Friday finds me staring out an enormous steel-grid window, trying to give voice to a character I created 13 months ago. I can’t decide if she’s a she, or he’s a he, or he-she’s an “it”. I can’t decide if she speaks in first person or if the stories should be narrator-driven. And if I don’t move forward with him soon, my series of wildly popular children’s books will not have time to generate millions of dollars in “merch” in time to fund my retirement in the Tiny Dream Home.

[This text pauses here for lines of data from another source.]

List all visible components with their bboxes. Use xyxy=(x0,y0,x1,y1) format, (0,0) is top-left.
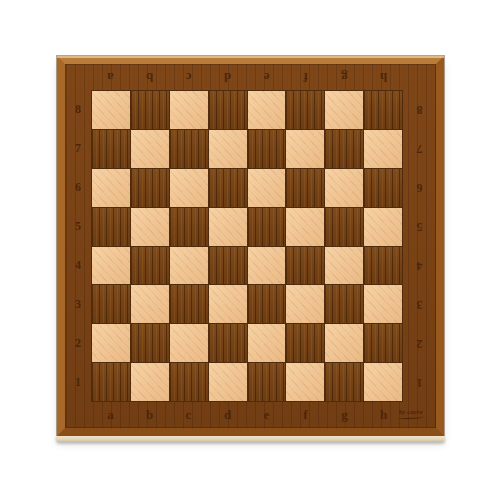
square-b2 xyxy=(131,324,169,362)
square-g6 xyxy=(325,169,363,207)
file-label-bottom-c: c xyxy=(169,402,208,428)
playing-area xyxy=(91,90,403,402)
square-h7 xyxy=(364,130,402,168)
square-d7 xyxy=(209,130,247,168)
square-d3 xyxy=(209,285,247,323)
square-a5 xyxy=(92,208,130,246)
square-a7 xyxy=(92,130,130,168)
file-label-top-e: e xyxy=(247,64,286,90)
square-g2 xyxy=(325,324,363,362)
rank-label-right-3: 3 xyxy=(403,285,436,324)
square-e1 xyxy=(248,363,286,401)
file-label-bottom-a: a xyxy=(91,402,130,428)
rank-label-right-7: 7 xyxy=(403,129,436,168)
brand-swoosh-icon xyxy=(398,415,424,419)
rank-label-right-8: 8 xyxy=(403,90,436,129)
file-labels-top: abcdefgh xyxy=(91,64,403,90)
file-label-bottom-b: b xyxy=(130,402,169,428)
square-a3 xyxy=(92,285,130,323)
square-e2 xyxy=(248,324,286,362)
square-f8 xyxy=(286,91,324,129)
file-label-bottom-f: f xyxy=(286,402,325,428)
square-c8 xyxy=(170,91,208,129)
square-g4 xyxy=(325,247,363,285)
square-b6 xyxy=(131,169,169,207)
square-b1 xyxy=(131,363,169,401)
square-e3 xyxy=(248,285,286,323)
file-label-bottom-e: e xyxy=(247,402,286,428)
file-label-top-h: h xyxy=(364,64,403,90)
square-b3 xyxy=(131,285,169,323)
square-e4 xyxy=(248,247,286,285)
square-c7 xyxy=(170,130,208,168)
square-d6 xyxy=(209,169,247,207)
square-d1 xyxy=(209,363,247,401)
file-label-top-d: d xyxy=(208,64,247,90)
square-c2 xyxy=(170,324,208,362)
square-c6 xyxy=(170,169,208,207)
square-f6 xyxy=(286,169,324,207)
square-f7 xyxy=(286,130,324,168)
square-d8 xyxy=(209,91,247,129)
file-label-bottom-d: d xyxy=(208,402,247,428)
file-label-top-c: c xyxy=(169,64,208,90)
rank-label-left-6: 6 xyxy=(65,168,91,207)
square-f2 xyxy=(286,324,324,362)
square-g5 xyxy=(325,208,363,246)
square-a8 xyxy=(92,91,130,129)
rank-label-left-3: 3 xyxy=(65,285,91,324)
square-d2 xyxy=(209,324,247,362)
square-d5 xyxy=(209,208,247,246)
rank-labels-left: 87654321 xyxy=(65,90,91,402)
rank-label-left-2: 2 xyxy=(65,324,91,363)
square-e6 xyxy=(248,169,286,207)
rank-label-right-1: 1 xyxy=(403,363,436,402)
square-c4 xyxy=(170,247,208,285)
file-label-top-g: g xyxy=(325,64,364,90)
square-a6 xyxy=(92,169,130,207)
square-f1 xyxy=(286,363,324,401)
square-h3 xyxy=(364,285,402,323)
square-f5 xyxy=(286,208,324,246)
square-g7 xyxy=(325,130,363,168)
square-g1 xyxy=(325,363,363,401)
product-photo-background: abcdefgh abcdefgh 87654321 87654321 by c… xyxy=(0,0,500,500)
rank-label-left-1: 1 xyxy=(65,363,91,402)
rank-label-left-7: 7 xyxy=(65,129,91,168)
square-h6 xyxy=(364,169,402,207)
square-h4 xyxy=(364,247,402,285)
file-label-top-b: b xyxy=(130,64,169,90)
square-b5 xyxy=(131,208,169,246)
square-a2 xyxy=(92,324,130,362)
square-c3 xyxy=(170,285,208,323)
rank-labels-right: 87654321 xyxy=(403,90,436,402)
rank-label-right-5: 5 xyxy=(403,207,436,246)
brand-logo: by cayro xyxy=(394,409,428,419)
square-b8 xyxy=(131,91,169,129)
square-e8 xyxy=(248,91,286,129)
square-e7 xyxy=(248,130,286,168)
square-e5 xyxy=(248,208,286,246)
rank-label-left-5: 5 xyxy=(65,207,91,246)
square-c5 xyxy=(170,208,208,246)
rank-label-left-8: 8 xyxy=(65,90,91,129)
rank-label-left-4: 4 xyxy=(65,246,91,285)
square-d4 xyxy=(209,247,247,285)
square-c1 xyxy=(170,363,208,401)
chess-board: abcdefgh abcdefgh 87654321 87654321 by c… xyxy=(57,56,444,436)
brand-text: by cayro xyxy=(399,409,423,415)
square-f4 xyxy=(286,247,324,285)
square-h1 xyxy=(364,363,402,401)
square-h5 xyxy=(364,208,402,246)
square-b7 xyxy=(131,130,169,168)
square-a1 xyxy=(92,363,130,401)
square-g3 xyxy=(325,285,363,323)
file-labels-bottom: abcdefgh xyxy=(91,402,403,428)
square-h2 xyxy=(364,324,402,362)
square-f3 xyxy=(286,285,324,323)
square-a4 xyxy=(92,247,130,285)
square-g8 xyxy=(325,91,363,129)
square-b4 xyxy=(131,247,169,285)
file-label-top-a: a xyxy=(91,64,130,90)
rank-label-right-4: 4 xyxy=(403,246,436,285)
rank-label-right-6: 6 xyxy=(403,168,436,207)
file-label-top-f: f xyxy=(286,64,325,90)
rank-label-right-2: 2 xyxy=(403,324,436,363)
square-h8 xyxy=(364,91,402,129)
file-label-bottom-g: g xyxy=(325,402,364,428)
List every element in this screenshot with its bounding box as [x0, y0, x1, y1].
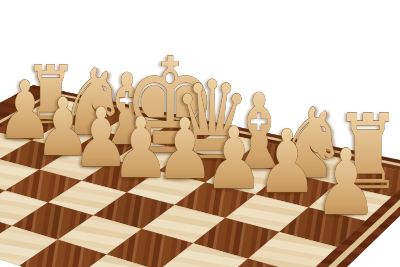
piece-white-pawn-a2: ♟: [314, 129, 378, 235]
piece-white-pawn-b2: ♟: [256, 111, 317, 212]
chess-board-svg: ♜♞♟♝♚♟♛♟♝♞♟♟♜♟♟♟: [0, 0, 400, 267]
chessboard-photo-scene: ♜♞♟♝♚♟♛♟♝♞♟♟♜♟♟♟: [0, 0, 400, 267]
piece-white-pawn-c2: ♟: [204, 109, 264, 208]
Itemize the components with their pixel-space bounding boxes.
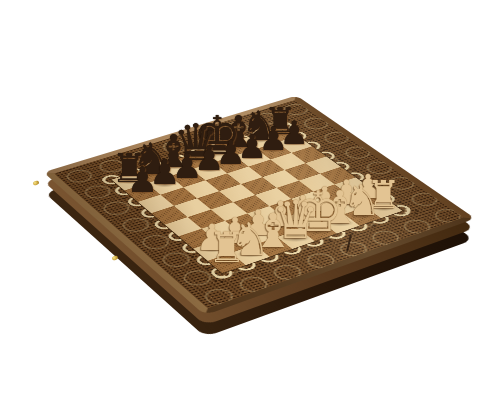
chess-board-scene bbox=[0, 0, 500, 400]
product-photo-stage: ♜♞♝♛♚♝♞♜♟♟♟♟♟♟♟♟♟♟♟♟♟♟♟♟♜♞♝♛♚♝♞♜ bbox=[0, 0, 500, 400]
chess-board bbox=[43, 95, 475, 315]
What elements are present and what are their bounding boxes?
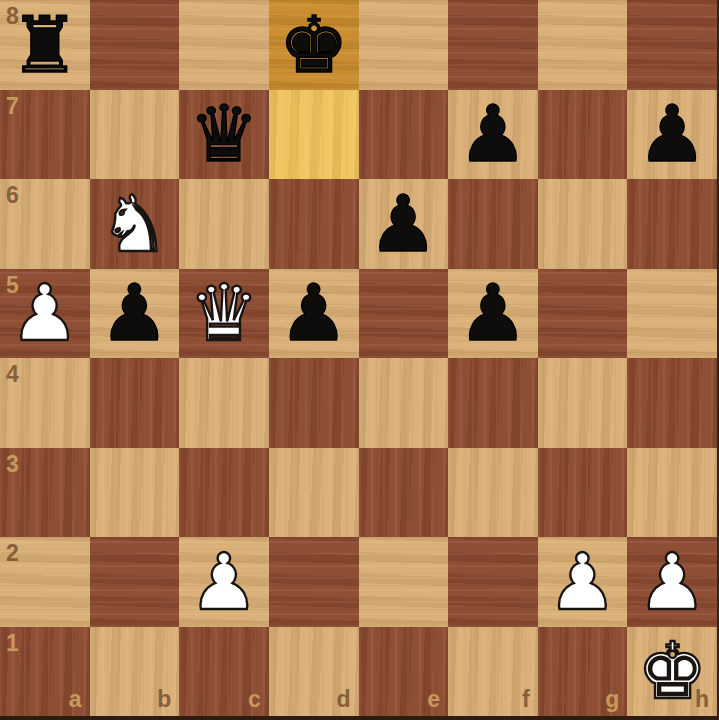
square-b2[interactable] xyxy=(90,537,180,627)
square-h4[interactable] xyxy=(627,358,717,448)
piece-white-pawn[interactable]: ♟ xyxy=(538,537,628,627)
square-b1[interactable]: b xyxy=(90,627,180,717)
file-label-d: d xyxy=(336,688,350,711)
square-e6[interactable]: ♟ xyxy=(359,179,449,269)
square-a7[interactable]: 7 xyxy=(0,90,90,180)
square-b3[interactable] xyxy=(90,448,180,538)
square-d3[interactable] xyxy=(269,448,359,538)
square-g1[interactable]: g xyxy=(538,627,628,717)
square-g2[interactable]: ♟ xyxy=(538,537,628,627)
square-g7[interactable] xyxy=(538,90,628,180)
piece-white-queen[interactable]: ♛ xyxy=(179,269,269,359)
piece-black-pawn[interactable]: ♟ xyxy=(359,179,449,269)
square-g4[interactable] xyxy=(538,358,628,448)
square-f1[interactable]: f xyxy=(448,627,538,717)
rank-label-4: 4 xyxy=(6,363,19,386)
square-a4[interactable]: 4 xyxy=(0,358,90,448)
square-g8[interactable] xyxy=(538,0,628,90)
square-d7[interactable] xyxy=(269,90,359,180)
piece-white-king[interactable]: ♚ xyxy=(627,627,717,717)
square-a5[interactable]: 5♟ xyxy=(0,269,90,359)
file-label-c: c xyxy=(248,688,261,711)
square-d4[interactable] xyxy=(269,358,359,448)
square-e1[interactable]: e xyxy=(359,627,449,717)
square-h6[interactable] xyxy=(627,179,717,269)
rank-label-6: 6 xyxy=(6,184,19,207)
chess-board: 8♜♚7♛♟♟6♞♟5♟♟♛♟♟432♟♟♟1abcdefgh♚ xyxy=(0,0,719,720)
square-b8[interactable] xyxy=(90,0,180,90)
square-a1[interactable]: 1a xyxy=(0,627,90,717)
square-d8[interactable]: ♚ xyxy=(269,0,359,90)
square-g5[interactable] xyxy=(538,269,628,359)
square-h8[interactable] xyxy=(627,0,717,90)
piece-black-pawn[interactable]: ♟ xyxy=(627,90,717,180)
square-f2[interactable] xyxy=(448,537,538,627)
piece-black-rook[interactable]: ♜ xyxy=(0,0,90,90)
square-e8[interactable] xyxy=(359,0,449,90)
square-d2[interactable] xyxy=(269,537,359,627)
square-d1[interactable]: d xyxy=(269,627,359,717)
square-b5[interactable]: ♟ xyxy=(90,269,180,359)
square-c2[interactable]: ♟ xyxy=(179,537,269,627)
piece-white-pawn[interactable]: ♟ xyxy=(0,269,90,359)
square-b7[interactable] xyxy=(90,90,180,180)
square-b6[interactable]: ♞ xyxy=(90,179,180,269)
square-e3[interactable] xyxy=(359,448,449,538)
piece-white-pawn[interactable]: ♟ xyxy=(179,537,269,627)
square-a3[interactable]: 3 xyxy=(0,448,90,538)
file-label-a: a xyxy=(69,688,82,711)
square-d5[interactable]: ♟ xyxy=(269,269,359,359)
piece-black-queen[interactable]: ♛ xyxy=(179,90,269,180)
square-h2[interactable]: ♟ xyxy=(627,537,717,627)
square-f5[interactable]: ♟ xyxy=(448,269,538,359)
square-c6[interactable] xyxy=(179,179,269,269)
square-c1[interactable]: c xyxy=(179,627,269,717)
square-e7[interactable] xyxy=(359,90,449,180)
square-a8[interactable]: 8♜ xyxy=(0,0,90,90)
piece-black-pawn[interactable]: ♟ xyxy=(448,90,538,180)
square-e4[interactable] xyxy=(359,358,449,448)
file-label-f: f xyxy=(522,688,530,711)
square-h5[interactable] xyxy=(627,269,717,359)
square-b4[interactable] xyxy=(90,358,180,448)
square-c8[interactable] xyxy=(179,0,269,90)
square-f8[interactable] xyxy=(448,0,538,90)
square-g6[interactable] xyxy=(538,179,628,269)
square-g3[interactable] xyxy=(538,448,628,538)
rank-label-3: 3 xyxy=(6,453,19,476)
file-label-e: e xyxy=(427,688,440,711)
square-c3[interactable] xyxy=(179,448,269,538)
square-a6[interactable]: 6 xyxy=(0,179,90,269)
square-h7[interactable]: ♟ xyxy=(627,90,717,180)
piece-white-pawn[interactable]: ♟ xyxy=(627,537,717,627)
square-a2[interactable]: 2 xyxy=(0,537,90,627)
square-f6[interactable] xyxy=(448,179,538,269)
rank-label-1: 1 xyxy=(6,632,19,655)
square-c7[interactable]: ♛ xyxy=(179,90,269,180)
file-label-g: g xyxy=(605,688,619,711)
square-h3[interactable] xyxy=(627,448,717,538)
square-f3[interactable] xyxy=(448,448,538,538)
square-c4[interactable] xyxy=(179,358,269,448)
piece-black-king[interactable]: ♚ xyxy=(269,0,359,90)
piece-black-pawn[interactable]: ♟ xyxy=(269,269,359,359)
square-d6[interactable] xyxy=(269,179,359,269)
piece-white-knight[interactable]: ♞ xyxy=(90,179,180,269)
square-e5[interactable] xyxy=(359,269,449,359)
square-f4[interactable] xyxy=(448,358,538,448)
rank-label-7: 7 xyxy=(6,95,19,118)
square-f7[interactable]: ♟ xyxy=(448,90,538,180)
square-c5[interactable]: ♛ xyxy=(179,269,269,359)
file-label-b: b xyxy=(157,688,171,711)
piece-black-pawn[interactable]: ♟ xyxy=(90,269,180,359)
square-h1[interactable]: h♚ xyxy=(627,627,717,717)
rank-label-2: 2 xyxy=(6,542,19,565)
piece-black-pawn[interactable]: ♟ xyxy=(448,269,538,359)
square-e2[interactable] xyxy=(359,537,449,627)
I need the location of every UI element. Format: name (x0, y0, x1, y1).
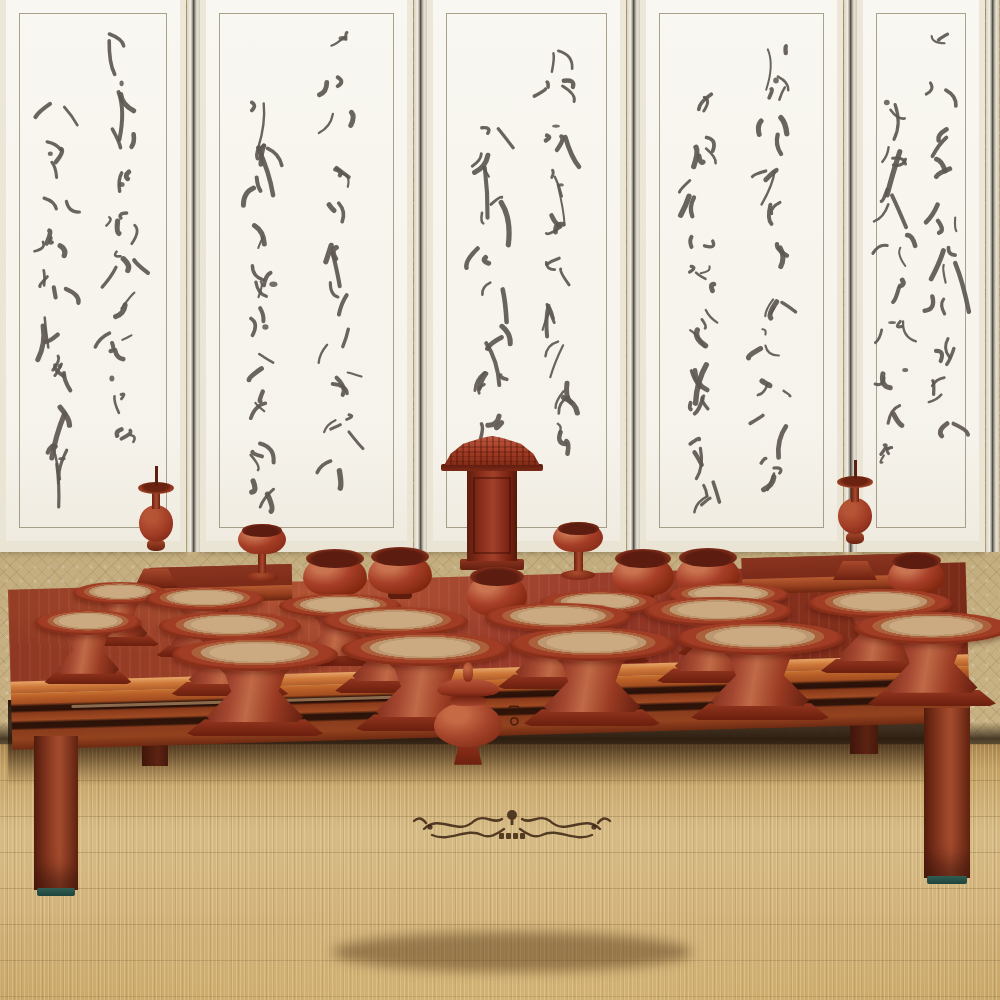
pedestal-dish (854, 612, 1000, 706)
candlestick-bulb (838, 498, 872, 534)
dish-top (35, 610, 141, 635)
cup-foot (246, 572, 279, 582)
stem-cup (553, 522, 603, 580)
table-leg (34, 736, 78, 890)
incense-burner (429, 662, 507, 780)
cup-stem (258, 552, 267, 573)
burner-lid-knob (463, 662, 474, 682)
bowl-mouth (306, 549, 364, 568)
bowl-mouth (615, 549, 671, 568)
ancestral-tablet-stand (444, 436, 540, 570)
incense-table-tray (350, 738, 672, 796)
bowl-mouth (371, 547, 429, 566)
ritual-cup (542, 676, 588, 718)
candlestick-foot (833, 561, 877, 580)
dish-top (509, 628, 675, 661)
incense-table-leg (372, 850, 420, 950)
candlestick (829, 460, 881, 580)
pedestal-dish (676, 622, 844, 720)
burner-body (434, 702, 503, 747)
cup-foot (561, 570, 595, 580)
candlestick-neck (851, 485, 859, 502)
dish-top (159, 612, 301, 641)
offering-bowl (368, 547, 432, 599)
pedestal-dish (172, 638, 338, 736)
stem-cup (238, 524, 286, 582)
dish-top (676, 622, 844, 655)
candle-spike (155, 466, 158, 486)
ritual-set (0, 0, 1000, 1000)
bowl-mouth (679, 548, 737, 567)
dish-top (854, 612, 1000, 644)
candle-spike (854, 460, 857, 479)
candlestick (130, 466, 182, 588)
burner-neck-ring (450, 696, 486, 705)
leg-felt-pad (927, 876, 967, 884)
cup-stem (574, 550, 583, 571)
dish-top (172, 638, 338, 671)
table-leg (924, 708, 970, 878)
pedestal-dish (35, 610, 141, 684)
tablet-roof (444, 436, 540, 465)
burner-base (436, 765, 500, 780)
dish-top (146, 587, 264, 611)
cup-mouth (558, 522, 599, 535)
candlestick-bulb (139, 505, 173, 542)
bowl-mouth (891, 552, 941, 569)
incense-table-leg (612, 846, 666, 954)
dish-top (322, 607, 468, 636)
tablet-column (467, 471, 517, 561)
cup-mouth (242, 524, 281, 537)
candlestick-neck (152, 492, 160, 509)
jesa-table-scene (0, 0, 1000, 1000)
leg-felt-pad (37, 888, 75, 896)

A year and a half ago I made the leap to full-time writing. Well, okay, maybe not a leap so much as a giant scissor step. (Mother May I?) And maybe not so much full-time as “when I find the time.” But still…I naively convinced myself this would be an easy gig. After all, I love it. I’ve known since 7th grade English class that I am, inherently, a word person (despite the fact I spelled inherintly, inherantly, inherrently incorrectly three times before resorting to Google).
While I was mistaken about the simplicity of writing, I still spend my days filling blank pages with words. Myriad words. Pretty words. Words that make you laugh. Words that make you cry. Words that make you think. Words that make you feel.
Or, like today’s offering, words that just make you read for four minutes because it’s Friday and you’re distracting yourself with Facebook and counting the minutes until the weekend instead of finishing up today’s work (or is that just me?).
I’ve been
disillusioned how difficult the process is. I can edit for days on end. I can mold somebody else’s content or idea into something very readable. I know my gift. “Coming up with original content” isn’t one of them, despite my attempts at originality in life. Maybe I’m deluding myself even there. Really, I just use logic to make life choices, rather than follow mainstream thought. This has branded me a hippie, a progressive, a weirdo, an anarchist (do not read “antiChrist:”) or in my own mind, a salmon swimming upstream. A salmon with great hair. But I digress.
To be more honest, Friday finds me staring out an enormous steel-grid window, giggling at the goofy things people outside do while waiting at the traffic light. Then again, I just plucked a whisker out of my chin and realized I’m on camera. Lovely. Plus, I’m sipping an iced mint matcha, which cost me six bucks, and is basically just green tea and milk with a mint leaf garnish. Whatever. Writing is hard.
And I’ve been waiting my whole life to claim it.
And I can wear my tiara and call myself a Pretty Pretty Princess, but unless somebody outside my realm of influence holds a coronation ceremony for me, my regality is seriously in question.
Writing, in a weird way, is like riding Space Mountain. I’ve been waiting a long time to get on this ride. And now I’m strapped in. Completely in the dark. I can’t see what’s beside me or above me or under me. I have no idea where I’m going and it makes my head hurt. Sometimes climbing and sometimes falling. I feel scared and exhilarated and liberated and very vulnerable. All I can see is what’s right in front of my face, but that’s enough for now.
I haven’t been this happy since I was a 17-year-old declaring “someday I’m going to be a writer.”